A third condition, which has burst into the public consciousness in the last five years, is Ebola. Between March 2014 and October 2015, there were over 10,000 reported cases in West Africa alone, which resulted in some 5,000 deaths. The situation is exacerbated by the disease’s focal point: Guinea, Liberia and Sierra Leone, which happen to be three of the poorest countries in the world, and the constant movement of infected parties between different countries means that the disease is spreading at an alarming rate. The key role for Data Science in the fight against Ebola is tracking the infection across Africa, in order for aid workers and doctors to know where to send aid to most urgently.
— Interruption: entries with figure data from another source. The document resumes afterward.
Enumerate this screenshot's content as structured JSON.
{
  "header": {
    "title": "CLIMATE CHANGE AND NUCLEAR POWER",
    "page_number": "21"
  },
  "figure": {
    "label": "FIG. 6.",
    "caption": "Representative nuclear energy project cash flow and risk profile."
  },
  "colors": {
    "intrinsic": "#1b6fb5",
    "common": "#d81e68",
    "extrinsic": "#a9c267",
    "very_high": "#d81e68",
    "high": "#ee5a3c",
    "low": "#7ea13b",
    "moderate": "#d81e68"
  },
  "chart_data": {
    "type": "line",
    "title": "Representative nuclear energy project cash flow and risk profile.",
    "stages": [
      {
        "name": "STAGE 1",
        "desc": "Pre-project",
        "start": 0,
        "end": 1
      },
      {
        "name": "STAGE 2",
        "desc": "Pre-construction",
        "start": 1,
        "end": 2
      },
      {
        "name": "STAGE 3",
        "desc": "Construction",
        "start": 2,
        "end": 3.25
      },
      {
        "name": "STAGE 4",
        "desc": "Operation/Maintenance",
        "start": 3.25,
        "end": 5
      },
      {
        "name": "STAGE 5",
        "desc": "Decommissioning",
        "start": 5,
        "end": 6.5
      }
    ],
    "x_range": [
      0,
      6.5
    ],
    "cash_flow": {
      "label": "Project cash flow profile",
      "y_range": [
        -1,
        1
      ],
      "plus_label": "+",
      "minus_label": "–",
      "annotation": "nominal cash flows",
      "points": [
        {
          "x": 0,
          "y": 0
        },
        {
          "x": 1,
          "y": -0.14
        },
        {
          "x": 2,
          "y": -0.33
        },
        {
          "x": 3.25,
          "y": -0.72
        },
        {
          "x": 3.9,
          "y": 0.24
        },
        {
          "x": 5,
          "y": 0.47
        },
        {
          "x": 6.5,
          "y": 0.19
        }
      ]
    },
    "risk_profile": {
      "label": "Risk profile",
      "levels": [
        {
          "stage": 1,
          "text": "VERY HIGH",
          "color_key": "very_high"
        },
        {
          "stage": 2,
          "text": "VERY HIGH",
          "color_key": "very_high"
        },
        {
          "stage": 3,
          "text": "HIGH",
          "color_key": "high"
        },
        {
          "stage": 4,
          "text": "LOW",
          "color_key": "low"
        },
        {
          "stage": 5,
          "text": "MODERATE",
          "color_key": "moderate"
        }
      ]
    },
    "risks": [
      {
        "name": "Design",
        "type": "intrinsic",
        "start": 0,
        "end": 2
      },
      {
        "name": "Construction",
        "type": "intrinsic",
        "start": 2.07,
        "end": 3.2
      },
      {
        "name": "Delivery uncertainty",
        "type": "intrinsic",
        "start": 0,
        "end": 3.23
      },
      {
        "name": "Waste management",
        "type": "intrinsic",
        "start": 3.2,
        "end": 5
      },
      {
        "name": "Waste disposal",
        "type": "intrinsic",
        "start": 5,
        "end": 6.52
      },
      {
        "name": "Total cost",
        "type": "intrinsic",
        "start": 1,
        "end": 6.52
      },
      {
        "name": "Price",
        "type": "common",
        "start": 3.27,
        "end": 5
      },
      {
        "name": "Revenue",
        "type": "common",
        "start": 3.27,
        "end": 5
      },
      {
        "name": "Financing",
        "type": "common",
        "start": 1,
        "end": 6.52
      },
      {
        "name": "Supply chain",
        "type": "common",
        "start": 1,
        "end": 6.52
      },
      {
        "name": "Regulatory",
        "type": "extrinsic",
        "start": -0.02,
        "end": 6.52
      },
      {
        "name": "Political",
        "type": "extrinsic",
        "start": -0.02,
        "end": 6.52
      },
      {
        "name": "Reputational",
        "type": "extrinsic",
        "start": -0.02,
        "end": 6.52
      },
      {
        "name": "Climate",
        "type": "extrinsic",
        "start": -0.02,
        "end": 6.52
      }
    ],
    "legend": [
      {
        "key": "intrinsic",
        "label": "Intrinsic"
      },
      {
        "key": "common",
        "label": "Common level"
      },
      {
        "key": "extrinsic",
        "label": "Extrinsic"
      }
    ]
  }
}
The Centre for Disease Control (CDC) is utilising real-time mapping software and telecommunications masts in order to track the disease across Western Africa. When there is a flare up in one part of the country, and the threat of infection is raised significantly, the CDC can send resources to the area to try and limit the spread. In addition, pharmaceutical firm Pfizer have been looking at how to limit the spread of infection, by using Big Data to investigate at how HIV was limited significantly in Scandinavia by the antibodies that some people produced that made them more resistant to the disease. Pfizer were then able to replicate the genetic makeup of this antibody and use it in their treatments of HIV. Tim Gamble, who headed up the Pfizer team when they made this discovery, has not ruled out a similar path for Data Science in the fight against the spread of Ebola. It cannot be said for definite that Big Data will be able to stop the spread of Ebola, but it will vastly improve the spread of resources to areas where they are needed most.

Data Science could have a huge impact on the way diseases are diagnosed, tracked and treated worldwide, but it does come with its own set of difficulties. The majority of medical data is considered confidential, and therefore cannot currently be used without the consent of the individual concerned. This has presented huge difficulties for companies using Machine Learning, which requires a large pool of data from which it can learn to detect conditions as efficiently as a human. Although these companies are fighting hard to be allowed access to the necessary data, it is the decision of the patients themselves whether they wish for their medical information to be used. Furthermore, while these diseases can be tracked and diagnosed by Big Data, which goes some way to helping the patients, will data science ever be able to find a cure for any of these conditions? One might also question whether, in the future, data scientists and doctors will be of equal importance to the diagnosis and eventual recovery of a patient, despite many data scientists have little to no medical experience or training?

Data Science offers enormous opportunity for healthcare around the world to tackle some of the deadliest conditions head on. It does however, require a compromise from the patients and medical professionals. If we went with the suggestion of TED speaker John Wilbanks, who suggested in his 2012 talk that we should pool our medical records in order to provide doctors and data scientists a larger spectrum of data with which to research, we might give ourselves the best chance of diagnosing, treating or even stopping these conditions before they can take any more lives.